If I took her argument seriously, I guess I’d have to leave Christianity, too, because I also oppose anti-gay, anti-feminist, anti-artificial birth control, anti-science, and anti-life positions (and some of my best friends are Democrats and secular humanists). But I’m not leaving.
In part I infer that what Ms. Rice really objects to are positions of the Roman Catholic Church, and she has confused “Christianity” with Roman Catholicism. This is not surprising. When I was growing up (Ms. Rice and I are of an age) a lot of my Roman Catholic friends thought that the only valid form of Christianity was Roman Catholicism (and a lot of my Protestant friends thought the Roman Catholics were mackerel snappers). If she’d said that she’s leaving the Catholic Church for the reasons she cites I wouldn’t question her decision.
But by saying that she’s leaving “Christianity”, and by identifying all these negative characteristics with Christianity, she’s made a fundamental mistake. Although there certainly are Christians who hold the views to which she objects, not all Christians do so. And more important: These positions are not an essential part of Christian belief or Christian theology. Yes, yes, I know that Paul said some beastly things about gays and women, but that doesn’t mean that you have to believe that all gays are idolaters, or that women must be silent in church, in order to be a Christian. Christianity is about faith in Jesus Christ, the Son of God and Savior of Humanity.
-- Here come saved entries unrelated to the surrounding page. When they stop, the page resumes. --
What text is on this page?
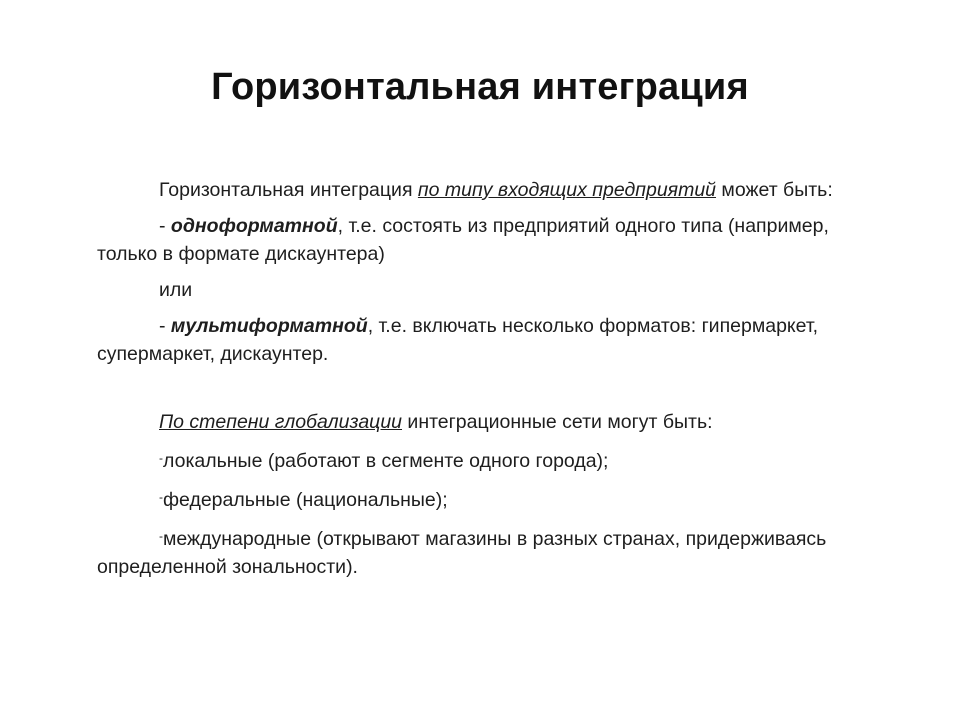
Горизонтальная интеграция

Горизонтальная интеграция по типу входящих предприятий может быть:

- одноформатной, т.е. состоять из предприятий одного типа (например, только в формате дискаунтера)

или

- мультиформатной, т.е. включать несколько форматов: гипермаркет, супермаркет, дискаунтер.

По степени глобализации интеграционные сети могут быть:

-локальные (работают в сегменте одного города);

-федеральные (национальные);

-международные (открывают магазины в разных странах, придерживаясь определенной зональности).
If Anne Rice remains “committed to Christ as always” (as she says), she’s a Christian whether she likes the name or not.
The other thing that’s wrong with Ms. Rice’s announcement is that it reflects the notion that you shouldn’t be part of an institution that has objectionable people in it. Groucho Marx said he wouldn’t join a club that would accept him as a member, and Ms. Rice won’t belong to a church that has any sinners in it. She’s going to be mighty lonely. She would do well to read Paul’s letters to the Corinthians to help her understand that our church is made up of flawed people, who are nevertheless called to a common faith.
The attitude that Ms. Rice displays is by no means unique to her or to the Roman Catholic Church. It is an attitude that lies behind much of the friction and fragmentation in the Episcopal Church and the Anglican Communion, the idea that we won’t sit in the same pews, or kneel at the same rail, with “THEM” (whoever “THEM” are). Ms. Rice describes Christians as “quarrelsome, hostile, disputatious, and deservedly infamous”. The description fits not only Christians but all human beings. Yet we are called to break bread together.
When the Holy Spirit touches the heart of Anne Rice and brings her back to the Christian community, she should be welcomed.